Verlof na de bevalling: het postnataal verlof of bevallingsverlof
De postnatale rustperiode begint op de dag van de bevalling. Als je op die dag nog gewerkt hebt of het werk hebt aangevat, dan begint de postnatale rust de dag na de bevalling.- Als werkneemster of ambtenaar ben je verplicht om na de bevalling minstens 9 weken (11 weken bij een meerling) postnataal verlof te nemen.

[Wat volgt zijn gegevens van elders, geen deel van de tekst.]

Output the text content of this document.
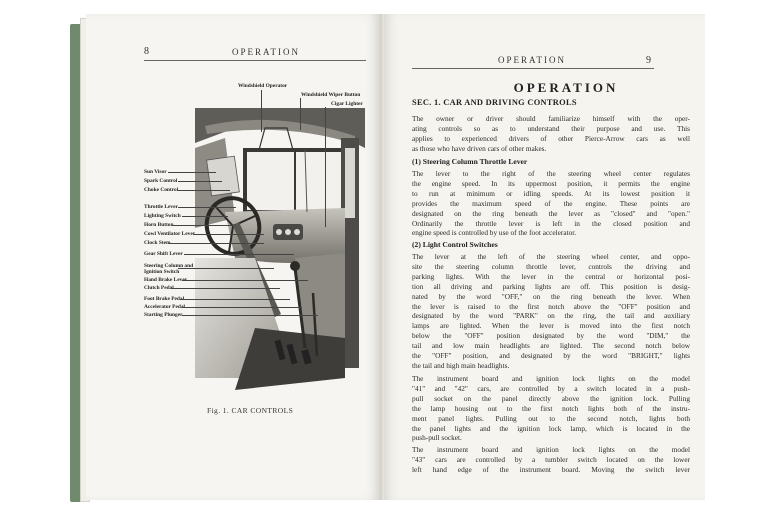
8	OPERATION
Windshield Operator
Windshield Wiper Button
Cigar Lighter
Sun Visor
Spark Control
Choke Control
Throttle Lever
Lighting Switch
Horn Button
Cowl Ventilator Lever
Clock Stem
Gear Shift Lever
Steering Column and
Ignition Switch
Hand Brake Lever
Clutch Pedal
Foot Brake Pedal
Accelerator Pedal
Starting Plunger
Fig. 1. CAR CONTROLS
OPERATION	9
OPERATION
SEC. 1. CAR AND DRIVING CONTROLS
The owner or driver should familiarize himself with the oper-
ating controls so as to understand their purpose and use. This
applies to experienced drivers of other Pierce-Arrow cars as well
as those who have driven cars of other makes.
(1) Steering Column Throttle Lever
The lever to the right of the steering wheel center regulates
the engine speed. In its uppermost position, it permits the engine
to run at minimum or idling speeds. At its lowest position it
provides the maximum speed of the engine. These points are
designated on the ring beneath the lever as "closed" and "open."
Ordinarily the throttle lever is left in the closed position and
engine speed is controlled by use of the foot accelerator.
(2) Light Control Switches
The lever at the left of the steering wheel center, and oppo-
site the steering column throttle lever, controls the driving and
parking lights. With the lever in the central or horizontal posi-
tion all driving and parking lights are off. This position is desig-
nated by the word "OFF," on the ring beneath the lever. When
the lever is raised to the first notch above the "OFF" position and
designated by the word "PARK" on the ring, the tail and auxiliary
lamps are lighted. When the lever is moved into the first notch
below the "OFF" position designated by the word "DIM," the
tail and low main headlights are lighted. The second notch below
the "OFF" position, and designated by the word "BRIGHT," lights
the tail and high main headlights.
The instrument board and ignition lock lights on the model
"41" and "42" cars, are controlled by a switch located in a push-
pull socket on the panel directly above the ignition lock. Pulling
the lamp housing out to the first notch lights both of the instru-
ment panel lights. Pulling out to the second notch, lights both
the panel lights and the ignition lock lamp, which is located in the
push-pull socket.
The instrument board and ignition lock lights on the model
"43" cars are controlled by a tumbler switch located on the lower
left hand edge of the instrument board. Moving the switch lever
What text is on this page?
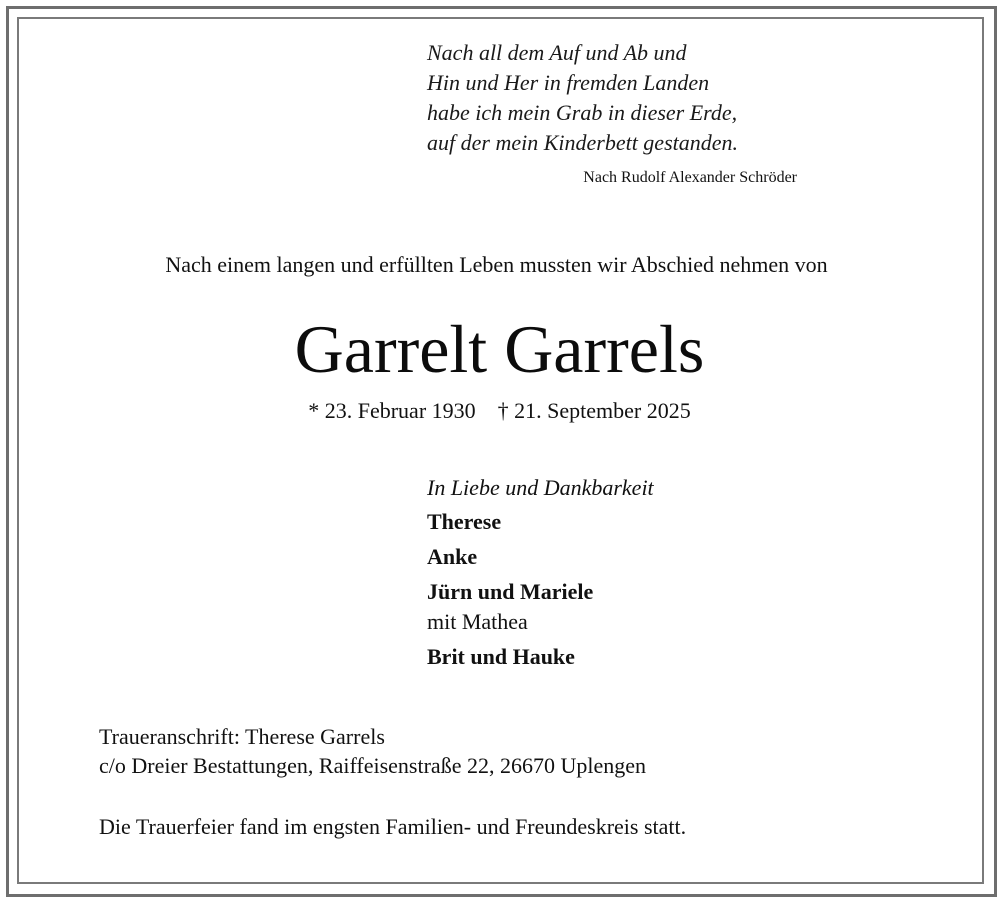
Nach all dem Auf und Ab und
Hin und Her in fremden Landen
habe ich mein Grab in dieser Erde,
auf der mein Kinderbett gestanden.
Nach Rudolf Alexander Schröder
Nach einem langen und erfüllten Leben mussten wir Abschied nehmen von
Garrelt Garrels
* 23. Februar 1930 † 21. September 2025
In Liebe und Dankbarkeit
Therese
Anke
Jürn und Mariele
mit Mathea
Brit und Hauke
Traueranschrift: Therese Garrels
c/o Dreier Bestattungen, Raiffeisenstraße 22, 26670 Uplengen
Die Trauerfeier fand im engsten Familien- und Freundeskreis statt.
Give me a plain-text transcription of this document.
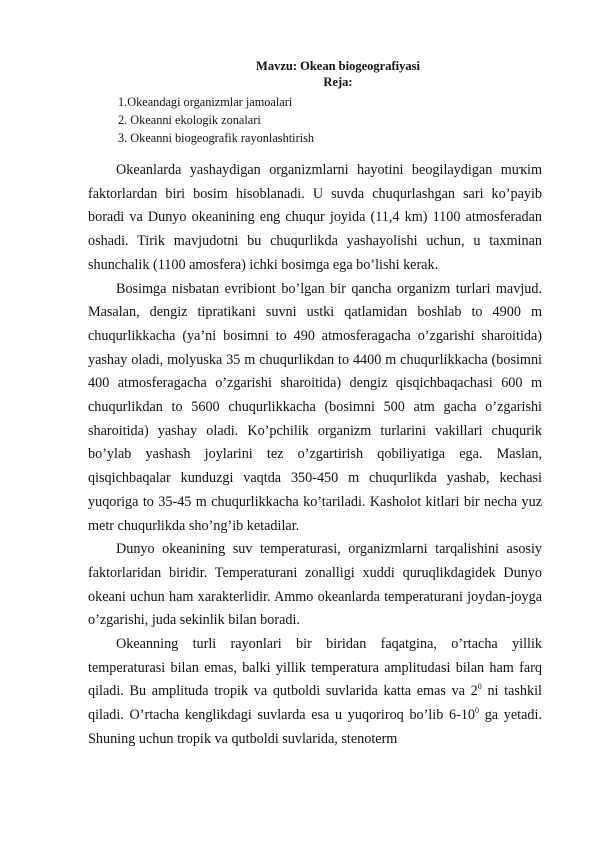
Mavzu: Okean biogeografiyasi
Reja:
1.Okeandagi organizmlar jamoalari
2. Okeanni ekologik zonalari
3. Okeanni biogeografik rayonlashtirish

Okeanlarda yashaydigan organizmlarni hayotini beogilaydigan muҡim faktorlardan biri bosim hisoblanadi. U suvda chuqurlashgan sari ko’payib boradi va Dunyo okeanining eng chuqur joyida (11,4 km) 1100 atmosferadan oshadi. Tirik mavjudotni bu chuqurlikda yashayolishi uchun, u taxminan shunchalik (1100 amosfera) ichki bosimga ega bo’lishi kerak.

Bosimga nisbatan evribiont bo’lgan bir qancha organizm turlari mavjud. Masalan, dengiz tipratikani suvni ustki qatlamidan boshlab to 4900 m chuqurlikkacha (ya’ni bosimni to 490 atmosferagacha o’zgarishi sharoitida) yashay oladi, molyuska 35 m chuqurlikdan to 4400 m chuqurlikkacha (bosimni 400 atmosferagacha o’zgarishi sharoitida) dengiz qisqichbaqachasi 600 m chuqurlikdan to 5600 chuqurlikkacha (bosimni 500 atm gacha o’zgarishi sharoitida) yashay oladi. Ko’pchilik organizm turlarini vakillari chuqurik bo’ylab yashash joylarini tez o’zgartirish qobiliyatiga ega. Maslan, qisqichbaqalar kunduzgi vaqtda 350-450 m chuqurlikda yashab, kechasi yuqoriga to 35-45 m chuqurlikkacha ko’tariladi. Kasholot kitlari bir necha yuz metr chuqurlikda sho’ng’ib ketadilar.

Dunyo okeanining suv temperaturasi, organizmlarni tarqalishini asosiy faktorlaridan biridir. Temperaturani zonalligi xuddi quruqlikdagidek Dunyo okeani uchun ham xarakterlidir. Ammo okeanlarda temperaturani joydan-joyga o’zgarishi, juda sekinlik bilan boradi.

Okeanning turli rayonlari bir biridan faqatgina, o’rtacha yillik temperaturasi bilan emas, balki yillik temperatura amplitudasi bilan ham farq qiladi. Bu amplituda tropik va qutboldi suvlarida katta emas va $2^0$ ni tashkil qiladi. O’rtacha kenglikdagi suvlarda esa u yuqoriroq bo’lib $6-10^0$ ga yetadi. Shuning uchun tropik va qutboldi suvlarida, stenoterm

- Als zelfstandige ben je verplicht om onmiddellijk na de bevalling minstens twee weken postnataal verlof te nemen. Je bent echter vrij om meer weken (maximaal 9 weken, 11 weken voor een meerling) te nemen. Dat facultatief verlof mag je opsplitsen in periodes van 7 kalenderdagen. Die periodes moet je opnemen binnen de 38 weken na de geboorte. Gedurende de facultatieve verlofperiode kan je je normale beroepsactiviteit halftijds uitoefenen. In dit geval zal de facultatieve periode maximum 18 weken halftijdse moederschapsrust tellen (of 20 weken bij geboorte van een meerling). Activiteiten in bijberoep moeten stopgezet worden in de periode van de moederschapsrust.
- Als je kindje meer dan 7 dagen na zijn of haar geboorte in het ziekenhuis moet blijven, wordt de bevallingsrust verlengd met een duur gelijk aan de opnamedagen, waarvan de eerste 7 dagen niet meegerekend worden. Moet je baby bijvoorbeeld 21 dagen langer in het ziekenhuis blijven? Dan wordt je moederschapsverlof verlengd met 14 dagen (21 – 7 = 14). Je kan het moederschapsverlof tot maximaal 24 weken verlengen.